Love me

Posted on March 21, 2002 @ 12:23 in Research

Remembering Jill's discussion of the role of gender in the Turing test, I just ran across the following piece of text:

The Gestalt psychologists recognized that the meaning of value of a thing seems to be perceived just as immediately as its color. The value is clear on the face of it, as we say, and thus it has a physiognomic quality in the way that the emotions of a man appear on his face. To quote from the Principles of Gestalt Psychology (Koffka, 1935): "Each thing says what it is... a fruit says 'Eat me'; water says 'Drink me'; thunder says 'Fear me'; and woman says 'Love me' [p. 7]." These values are a vivid and essential feature of the experience itself. (Gibson, 1977: 77)

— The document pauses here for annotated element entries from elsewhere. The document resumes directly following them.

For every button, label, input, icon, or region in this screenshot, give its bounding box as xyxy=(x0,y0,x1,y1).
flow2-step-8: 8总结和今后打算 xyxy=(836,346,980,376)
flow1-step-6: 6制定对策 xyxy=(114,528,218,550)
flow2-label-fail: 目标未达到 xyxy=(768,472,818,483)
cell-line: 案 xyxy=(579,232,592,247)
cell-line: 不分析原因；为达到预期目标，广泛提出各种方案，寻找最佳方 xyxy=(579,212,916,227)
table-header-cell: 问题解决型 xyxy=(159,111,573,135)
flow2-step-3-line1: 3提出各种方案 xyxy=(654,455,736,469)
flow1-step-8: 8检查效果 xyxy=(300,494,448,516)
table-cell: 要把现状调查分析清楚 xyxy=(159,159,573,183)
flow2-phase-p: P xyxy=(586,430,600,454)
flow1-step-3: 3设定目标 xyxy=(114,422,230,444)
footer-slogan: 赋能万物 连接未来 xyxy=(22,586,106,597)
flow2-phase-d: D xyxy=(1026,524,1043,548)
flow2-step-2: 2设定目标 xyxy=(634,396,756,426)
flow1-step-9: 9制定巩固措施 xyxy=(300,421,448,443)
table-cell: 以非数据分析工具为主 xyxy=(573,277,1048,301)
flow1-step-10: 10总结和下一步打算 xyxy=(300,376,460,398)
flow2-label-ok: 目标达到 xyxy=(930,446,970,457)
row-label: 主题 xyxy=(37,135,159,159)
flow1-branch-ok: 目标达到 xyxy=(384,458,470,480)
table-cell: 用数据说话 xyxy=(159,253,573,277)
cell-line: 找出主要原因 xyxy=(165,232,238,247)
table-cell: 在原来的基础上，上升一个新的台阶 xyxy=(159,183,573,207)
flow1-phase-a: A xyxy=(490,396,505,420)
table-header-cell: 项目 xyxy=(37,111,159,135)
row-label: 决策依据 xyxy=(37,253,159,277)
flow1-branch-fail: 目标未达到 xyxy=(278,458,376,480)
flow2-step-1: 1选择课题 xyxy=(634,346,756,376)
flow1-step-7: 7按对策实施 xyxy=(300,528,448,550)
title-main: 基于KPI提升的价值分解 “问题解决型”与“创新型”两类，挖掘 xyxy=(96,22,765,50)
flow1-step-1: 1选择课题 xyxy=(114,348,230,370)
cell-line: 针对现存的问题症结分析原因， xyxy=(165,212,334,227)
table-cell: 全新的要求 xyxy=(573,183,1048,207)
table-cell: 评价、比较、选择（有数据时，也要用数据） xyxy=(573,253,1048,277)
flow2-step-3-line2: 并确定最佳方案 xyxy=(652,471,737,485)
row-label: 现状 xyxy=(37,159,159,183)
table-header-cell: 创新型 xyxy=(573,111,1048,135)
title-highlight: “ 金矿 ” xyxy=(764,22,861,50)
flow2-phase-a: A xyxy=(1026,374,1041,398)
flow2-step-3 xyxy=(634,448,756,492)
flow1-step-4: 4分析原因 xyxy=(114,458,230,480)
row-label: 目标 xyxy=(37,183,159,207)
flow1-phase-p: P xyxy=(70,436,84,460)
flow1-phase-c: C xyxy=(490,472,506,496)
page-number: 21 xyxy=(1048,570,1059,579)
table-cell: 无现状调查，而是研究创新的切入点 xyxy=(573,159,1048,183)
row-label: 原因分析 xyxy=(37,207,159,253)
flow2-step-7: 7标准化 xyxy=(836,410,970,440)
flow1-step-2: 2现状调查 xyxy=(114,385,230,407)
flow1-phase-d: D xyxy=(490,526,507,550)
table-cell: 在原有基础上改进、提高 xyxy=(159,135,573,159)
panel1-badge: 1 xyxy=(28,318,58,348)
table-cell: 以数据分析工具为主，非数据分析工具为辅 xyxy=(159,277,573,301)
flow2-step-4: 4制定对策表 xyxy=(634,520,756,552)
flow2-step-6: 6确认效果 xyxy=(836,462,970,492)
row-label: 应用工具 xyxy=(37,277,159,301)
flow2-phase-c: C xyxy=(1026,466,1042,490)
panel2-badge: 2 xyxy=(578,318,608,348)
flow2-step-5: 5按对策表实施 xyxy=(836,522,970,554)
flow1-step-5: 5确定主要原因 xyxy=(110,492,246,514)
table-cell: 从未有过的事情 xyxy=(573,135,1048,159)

Although it's Gibson here quoting Koffka, he's still quoting this particular piece of Koffka's text. Also note the absence of an article specifying the woman who says 'Love me', because it's the universal woman, dare I say always, saying 'Love me.' Yet, the emotions of a man appear on his face, for although a man is also any man, he is always a particular man (the reader? the writer?).

(Gibson, J.J. (1977) The Theory of Affordances. In: Shaw, Robert & John Bransford (eds.) (1977) Perceiving, Acting, and Knowing. Toward Ecological Psychology. Hillsdale, New Jersey: Lawrence Erlbaum Associates.